SEO and User Acquisition Headwinds Weigh on Growth
Persistent SEO challenges remained a drag, with management citing ongoing issues around search rankings, negative SEO and spam that hurt organic visibility. New depositing customers fell 32% year over year to 98,000 in Q4, signaling that organic acquisition remains under pressure and increasing reliance on costlier paid and partner channels.
Margin Compression from Higher Cost of Sales
The drive to diversify traffic has come at a price, as gross margin in Q4 slipped to 85% from 94% a year earlier, with cost of sales jumping to $6.9 million from $2.2 million. Adjusted EBITDA margin dropped to 33% from 42%, highlighting that the pivot to non-SEO channels is currently dilutive even as it reduces concentration risk in the marketing model.
Noncash Charges Distort the Bottom Line
Reported results were also hit by sizable noncash items, including $18.5 million of fair value movements tied to an earnout termination and $14 million in impairment charges linked to regulatory shifts in Finland. While these items do not impact cash, they weigh on reported earnings and reinforce the regulatory and execution risk around certain markets and acquisitions.
Regulatory Pressure in the U.K. and Finland
New regulatory headwinds in the U.K., including higher gaming duty, and restrictions in Finland that curtail performance marketing are adding uncertainty to near-term growth. Management flagged these developments as contributors to softer marketing performance and a more cautious stance in its outlook, particularly for the first half of 2026.
Leverage Adds a Note of Caution
At year-end, the company carried $123.6 million of borrowings against $15.8 million of cash, after drawing $38 million on its revolver to fund $33.6 million of deferred consideration. Management stressed that reducing leverage is a priority before expanding repurchases, a stance that may reassure credit-focused investors while tempering expectations for more aggressive capital returns.

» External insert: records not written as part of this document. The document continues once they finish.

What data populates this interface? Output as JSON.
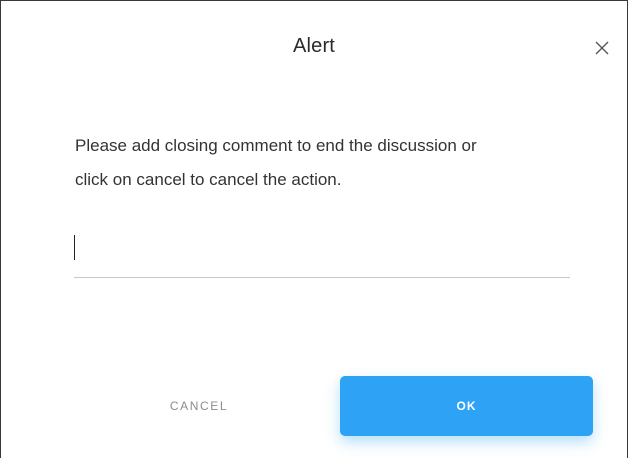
{
  "dialog": {
    "title": "Alert",
    "close_icon": "close-icon",
    "message_line1": "Please add closing comment to end the discussion or",
    "message_line2": "click on cancel to cancel the action.",
    "comment_input": {
      "value": "",
      "placeholder": ""
    },
    "cancel_label": "CANCEL",
    "ok_label": "OK"
  },
  "colors": {
    "accent": "#2ea2f4",
    "text": "#333333",
    "muted": "#8c8c8c"
  }
}
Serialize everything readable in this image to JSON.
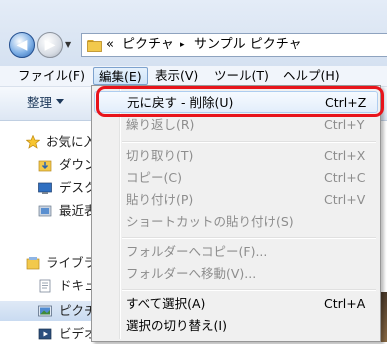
{
  "breadcrumb": {
    "chevrons": "«",
    "separator": "▸",
    "items": [
      "ピクチャ",
      "サンプル ピクチャ"
    ]
  },
  "nav_buttons": {
    "back_glyph": "◀",
    "forward_glyph": "▶",
    "recent_glyph": "▼"
  },
  "menubar": {
    "items": [
      "ファイル(F)",
      "編集(E)",
      "表示(V)",
      "ツール(T)",
      "ヘルプ(H)"
    ],
    "active_index": 1
  },
  "toolbar": {
    "organize_label": "整理"
  },
  "navpane": {
    "items": [
      {
        "label": "お気に入",
        "icon": "star-icon"
      },
      {
        "label": "ダウン",
        "icon": "downloads-folder-icon"
      },
      {
        "label": "デスク",
        "icon": "desktop-icon"
      },
      {
        "label": "最近表",
        "icon": "recent-places-icon"
      },
      {
        "label": "ライブラ",
        "icon": "libraries-icon"
      },
      {
        "label": "ドキュ",
        "icon": "documents-icon"
      },
      {
        "label": "ピクチ",
        "icon": "pictures-icon"
      },
      {
        "label": "ビデオ",
        "icon": "videos-icon"
      }
    ],
    "selected_index": 6
  },
  "edit_menu": {
    "items": [
      {
        "label": "元に戻す - 削除(U)",
        "shortcut": "Ctrl+Z",
        "enabled": true,
        "highlighted": true
      },
      {
        "label": "繰り返し(R)",
        "shortcut": "Ctrl+Y",
        "enabled": false
      },
      {
        "label": "切り取り(T)",
        "shortcut": "Ctrl+X",
        "enabled": false
      },
      {
        "label": "コピー(C)",
        "shortcut": "Ctrl+C",
        "enabled": false
      },
      {
        "label": "貼り付け(P)",
        "shortcut": "Ctrl+V",
        "enabled": false
      },
      {
        "label": "ショートカットの貼り付け(S)",
        "shortcut": "",
        "enabled": false
      },
      {
        "label": "フォルダーへコピー(F)...",
        "shortcut": "",
        "enabled": false
      },
      {
        "label": "フォルダーへ移動(V)...",
        "shortcut": "",
        "enabled": false
      },
      {
        "label": "すべて選択(A)",
        "shortcut": "Ctrl+A",
        "enabled": true
      },
      {
        "label": "選択の切り替え(I)",
        "shortcut": "",
        "enabled": true
      }
    ]
  },
  "colors": {
    "callout": "#e8141b",
    "accent": "#2a64b0"
  }
}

Cautious 2026 Outlook with Focus on Data Growth
For 2026, Gambling.Com Group guided revenue to $170–$180 million, implying modest growth from 2025, but forecast adjusted EBITDA of $50–$58 million, a step down in both dollars and margin to around 30%. Management expects a weaker first half as investment continues, with sports data revenue growing in the high teens and expanding margins, while the marketing business grapples with SEO pressure and higher acquisition costs.
The earnings call ultimately framed Gambling.Com Group as a growth company navigating a transition, with sports data and new products positioned as future drivers against current SEO, regulatory and margin challenges. Investors will be weighing the near-term squeeze on profitability and leverage against the potential longer-term payoff from diversification, data scale and AI-driven marketing over the next several years.